The heels are high, the music is loud, and the laughter is nonstop. A breath of perfume-scented air, girls’ night is finally here. You’ve finished the last sip of your drink and are about to head out to the dancefloor when a man approaches you. He’s a version of the men that you’ve been dodging since your early teen years with his entitled attitude and cocky side grin. He wants to buy you a drink, but by the way he’s trying to run his hand down your back as he talks, you already know all too well that allowing him to buy you a seven dollar cocktail will inevitably lead to him following you around with sleazy comments and the worst intentions all night.
Feeling uncomfortable, you turn him down. At first politely, then you get a little more assertive. Realizing that you really are rejecting his offer to buy you a drink, he gets defensive. Perhaps calling you names, maybe insulting your appearance or, if he’s feeling especially colorful, throwing something in about how he totally “didn’t want to talk to you anyway.” You had every right to turn down his company, drinks, and weak attempts at trying to start a conversation, so why are you being harassed for it? Furthermore, why is this childish reaction the one that is most expected in the occasion of a simple “no thank you”?

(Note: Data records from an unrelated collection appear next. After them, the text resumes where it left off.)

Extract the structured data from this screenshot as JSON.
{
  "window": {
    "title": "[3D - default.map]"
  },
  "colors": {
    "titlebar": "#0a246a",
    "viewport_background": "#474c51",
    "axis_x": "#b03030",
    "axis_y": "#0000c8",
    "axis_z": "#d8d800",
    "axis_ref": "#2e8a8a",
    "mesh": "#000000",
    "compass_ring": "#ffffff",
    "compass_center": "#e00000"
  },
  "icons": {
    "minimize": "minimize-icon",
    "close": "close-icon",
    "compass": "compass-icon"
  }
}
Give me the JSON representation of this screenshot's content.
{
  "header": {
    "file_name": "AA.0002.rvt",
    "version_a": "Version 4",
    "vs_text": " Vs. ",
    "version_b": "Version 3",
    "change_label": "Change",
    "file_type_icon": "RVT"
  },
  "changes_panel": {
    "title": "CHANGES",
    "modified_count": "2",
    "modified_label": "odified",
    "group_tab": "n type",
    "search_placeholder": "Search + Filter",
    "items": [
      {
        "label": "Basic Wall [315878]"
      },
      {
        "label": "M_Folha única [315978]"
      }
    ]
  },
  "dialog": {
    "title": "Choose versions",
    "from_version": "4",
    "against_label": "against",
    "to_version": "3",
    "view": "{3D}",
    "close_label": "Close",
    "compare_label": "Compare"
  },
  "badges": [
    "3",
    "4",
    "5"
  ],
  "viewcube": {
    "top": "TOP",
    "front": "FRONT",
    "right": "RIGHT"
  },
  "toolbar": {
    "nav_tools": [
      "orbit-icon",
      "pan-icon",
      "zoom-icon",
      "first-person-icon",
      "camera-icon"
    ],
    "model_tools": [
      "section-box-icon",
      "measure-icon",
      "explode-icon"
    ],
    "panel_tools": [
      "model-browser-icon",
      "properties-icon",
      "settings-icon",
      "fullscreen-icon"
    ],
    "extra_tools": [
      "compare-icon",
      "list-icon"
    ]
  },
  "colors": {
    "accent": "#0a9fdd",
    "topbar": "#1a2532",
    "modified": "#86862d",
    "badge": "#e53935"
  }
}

After surveying a group of girls on my campus a whopping 82% of them reported having been treated rudely by someone they had turned down at a bar. 97% of these ladies said that they had reluctantly accepted a drink or stayed too long to talk to someone in a social situation in hopes to avoid an aggressive reaction from them.
Looking at the surveys I was initially kind of surprised. How had almost all of the women that I surveyed given minutes and minutes of their lives to men that they had no interest in out of fear of aggressive reactions or merely hurting the contender’s feelings? We are the generation of women associated with independence, strong attitudes, and the Take Back the Night Campaign, after all. But then I thought back to all of the times I’d let some guy’s seemingly endless stories about the car he drives put a damper on a perfectly good girls’ night because I was too polite to tell him to take a hike.
Why do we do this?
Truth be told, we probably all have different reasons. Manners, fear of the outcome, blatant awkwardness, you name it and we’ve probably all felt it at one point or another. While using discretion and being cautious is an absolute necessity, I think it’s time we stop doing things out of fear or obligation. I’m challenging you to say “no” more often. We don’t need to tiptoe around egos, most places have security personnel on site, and you know that your friends are going to have your back in any situation like this.
Don’t misunderstand me, shame be on any man who lashes out at a woman when he’s rejected, but we as women also need to realize that allowing them to stick around a little longer isn’t doing anyone any favors. Being firm and direct with people right off the bat will help you not only keep control of the situation but also make it clear that you did not come out tonight for anyone but yourself. You came out to have fun and dance off a hard week, so you should do that.